A Developer's Guide to Powershell Deployment Automation

PART I

Scene notesIt’s Sunday night. 9:30 pm to be exact. The kids are finally asleep. The hiss of the record needle stings Bill from across the room as a Jawbone wafts Mancini. One rock gently spins, melting in a finger of Scotch. It’s clearly deployment time. Bill wonders where his RSA key is as he rifles through his tattered Ted Baker bag (clearly a prized possession).
He sighs heavily and begins muttering “The VPN is acting up AGAIN. Go figure. pause I’m in. pause Where’s IT? Late again …” The chat window opens.

Br: Hey Bill, you here? B: Yeah man, sup? Br: Ready? B: As I’ll ever be, I suppose.

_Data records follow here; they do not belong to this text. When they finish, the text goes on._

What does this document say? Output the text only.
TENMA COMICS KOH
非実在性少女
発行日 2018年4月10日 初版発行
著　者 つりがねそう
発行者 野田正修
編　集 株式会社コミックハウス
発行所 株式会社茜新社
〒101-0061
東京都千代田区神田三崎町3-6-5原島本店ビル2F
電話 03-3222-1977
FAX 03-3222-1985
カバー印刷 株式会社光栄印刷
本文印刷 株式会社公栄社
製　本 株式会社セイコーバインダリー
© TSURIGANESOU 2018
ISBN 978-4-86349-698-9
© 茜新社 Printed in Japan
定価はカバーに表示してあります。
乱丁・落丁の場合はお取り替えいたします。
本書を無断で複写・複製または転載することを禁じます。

Br: Stopping the service on TUBES. B: OK. Br: Copying the files over. B: Ok … just ping me when it’s done and I’ll test.

Br: The copy failed. Let me try this again.

B: K. (5 min. later) Br: Ok TUBES is done. Moving onto SOCKETS B: Testing. (45 min. later) B: Can you just stop the service on all of them and deploy the backups? Br: Where are they? B: The services or the backup files? Br: The backup files. B: Um, where ever you put them? Is this a trick question? Br: I didn’t copy them anywhere, was I supposed to? B: It’s the second step in the word doc dude … B: Brb. Need more whiskey. Br: K cries pierce through the jawbone now playing Ed Thigpen B: Little one is up again. Look can you just get the files from last Sunday’s deployment off the share and copy them back over onto all the servers? I’ll be right back. Br: Ok, but do I have to stop the service if it’s running? B: FOLLOW THE BACKOUT INSTRUCTION IN THE WORD DOC … I’ll brb. (scene)


Let me start by saying, I get it. I know where you are. I’ve been there. It’s not pretty, but it works. This is how it has to work sometimes. But … it can be better. And getting there is not dramatic or scary. It’s not their fault. It’s not IT’s fault. You’re the developer. You need to get in there and get this straightened out. And we can do it. We can do it together.